Lee's Stuffed Summer Tomatoes Revisited

A summer favorite of mine!!


  1. 350 ' Preheated Oven
  2. 4 Vine Ripe Tomatoes (6-8 Ounces)
  3. Reserved Liquid and Pulp
  4. 3 \4 – 1 Cup Italian Seasoned Dry Bread Crumbs
  5. 1 \2 Teaspoon Table Salt
  6. 1 Teaspoon Dry Italian Seasoning Herbs
  7. 2 Tablespoons Granulated Sugar
  8. 1 \2 Teaspoon Cracked Black Pepper
  9. 1 \4 Fresh Chopped Parsley (Not the dried stuff!!)
  10. 3 Tablespoons Parmesan Cheese
  11. 1 \2 Cup Shredded Monterey Jack Cheese
  12. 1 \2 Cup Shredded Sharp Cheddar Cheese
  13. 3 Tablespoons Extra Virgin Olive Oil


  1. Core and slice off tops of tomatoes. Using a spoon gently scoop out the flesh of tomatoes. I use a serrated grapefruit spoon to do this. Save all the flesh and juice in a separate bowl. Lightly salt inside of tomatoes and place upside down on a plate to drain.
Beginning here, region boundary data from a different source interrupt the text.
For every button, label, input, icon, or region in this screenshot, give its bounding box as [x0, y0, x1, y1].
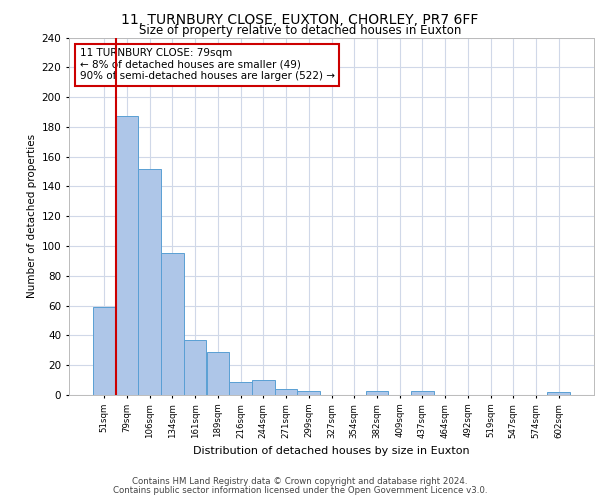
Bar	[547, 392, 570, 395]
Bar	[139, 168, 161, 395]
Bar	[116, 116, 139, 395]
Text: Size of property relative to detached houses in Euxton: Size of property relative to detached ho…	[139, 24, 461, 37]
Bar	[275, 389, 298, 395]
Text: 11 TURNBURY CLOSE: 79sqm
← 8% of detached houses are smaller (49)
90% of semi-de: 11 TURNBURY CLOSE: 79sqm ← 8% of detache…	[79, 48, 335, 82]
Bar	[184, 340, 206, 395]
Y-axis label: Number of detached properties: Number of detached properties	[28, 134, 37, 298]
Bar	[93, 307, 116, 395]
Bar	[161, 254, 184, 395]
Bar	[411, 390, 434, 395]
Bar	[298, 390, 320, 395]
Bar	[229, 382, 252, 395]
Bar	[365, 390, 388, 395]
Text: 11, TURNBURY CLOSE, EUXTON, CHORLEY, PR7 6FF: 11, TURNBURY CLOSE, EUXTON, CHORLEY, PR7…	[121, 12, 479, 26]
Bar	[252, 380, 275, 395]
X-axis label: Distribution of detached houses by size in Euxton: Distribution of detached houses by size …	[193, 446, 470, 456]
Text: Contains HM Land Registry data © Crown copyright and database right 2024.: Contains HM Land Registry data © Crown c…	[132, 477, 468, 486]
Bar	[206, 352, 229, 395]
Text: Contains public sector information licensed under the Open Government Licence v3: Contains public sector information licen…	[113, 486, 487, 495]
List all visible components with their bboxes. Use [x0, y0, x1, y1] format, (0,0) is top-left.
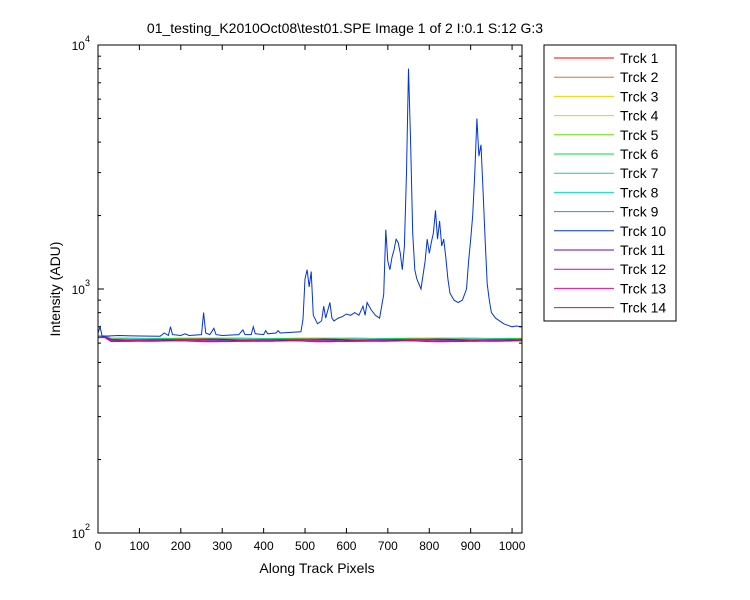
y-tick-label: 104 — [72, 34, 90, 53]
series-layer — [98, 68, 522, 343]
legend-label: Trck 12 — [620, 261, 666, 277]
x-tick-label: 600 — [336, 539, 356, 553]
y-tick-base: 10 — [72, 283, 86, 297]
legend-label: Trck 7 — [620, 165, 659, 181]
legend-label: Trck 10 — [620, 223, 666, 239]
y-axis-label: Intensity (ADU) — [47, 242, 63, 337]
plot-frame — [97, 44, 523, 534]
x-tick-label: 200 — [171, 539, 191, 553]
x-tick-label: 500 — [295, 539, 315, 553]
y-tick-exponent: 4 — [85, 34, 90, 44]
legend-box — [543, 44, 677, 322]
legend-label: Trck 6 — [620, 146, 659, 162]
series-line-trck-10 — [98, 68, 522, 337]
legend-label: Trck 2 — [620, 69, 659, 85]
y-tick-base: 10 — [72, 527, 86, 541]
x-tick-label: 700 — [378, 539, 398, 553]
series-line-trck-14 — [98, 337, 522, 343]
y-tick-label: 103 — [72, 278, 90, 297]
x-tick-label: 900 — [461, 539, 481, 553]
x-tick-label: 0 — [95, 539, 102, 553]
x-tick-label: 800 — [419, 539, 439, 553]
x-tick-label: 100 — [129, 539, 149, 553]
plot-area — [98, 45, 522, 533]
legend-items: Trck 1 Trck 2 Trck 3 Trck 4 Trck 5 Trck 6 Trck… — [554, 50, 666, 316]
legend-label: Trck 1 — [620, 50, 659, 66]
legend-label: Trck 13 — [620, 280, 666, 296]
x-axis-ticks: 0 100 200 300 400 500 600 700 800 900 1000 — [95, 45, 526, 553]
x-tick-label: 400 — [254, 539, 274, 553]
legend: Trck 1 Trck 2 Trck 3 Trck 4 Trck 5 Trck 6 Trck… — [543, 44, 677, 322]
y-tick-exponent: 3 — [85, 278, 90, 288]
y-tick-label: 102 — [72, 522, 90, 541]
y-tick-base: 10 — [72, 39, 86, 53]
x-tick-label: 300 — [212, 539, 232, 553]
y-tick-exponent: 2 — [85, 522, 90, 532]
legend-label: Trck 3 — [620, 88, 659, 104]
legend-label: Trck 14 — [620, 300, 666, 316]
chart-title: 01_testing_K2010Oct08\test01.SPE Image 1… — [147, 20, 543, 36]
legend-label: Trck 8 — [620, 184, 659, 200]
legend-label: Trck 4 — [620, 108, 659, 124]
legend-label: Trck 5 — [620, 127, 659, 143]
x-tick-label: 1000 — [499, 539, 526, 553]
legend-label: Trck 9 — [620, 204, 659, 220]
legend-label: Trck 11 — [620, 242, 665, 258]
x-axis-label: Along Track Pixels — [259, 560, 374, 576]
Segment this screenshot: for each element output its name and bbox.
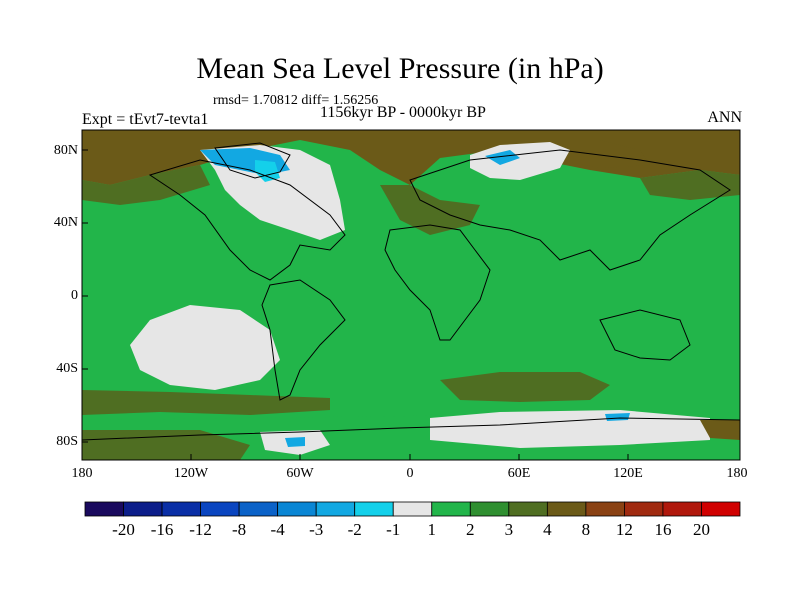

  2. Add all other 10 ingredients to your reserved tomato mixture. Depending on how much juice you have you may need more or less breadcrumbs. Start with a 1\2 Cup and work up from there. You want the mixture to be thick enough to work with.

  3. Spoon mixture generously into your tomatoes. You really shouldn’t haven’t any stuffing leftover. Pile high generously.

  4. Bake for 25-30 minutes until stuffing mixture is cooked through. I usually broil for the last 2 minutes to enhance browning on the tops. Message me with any questions. Enjoy the summer!!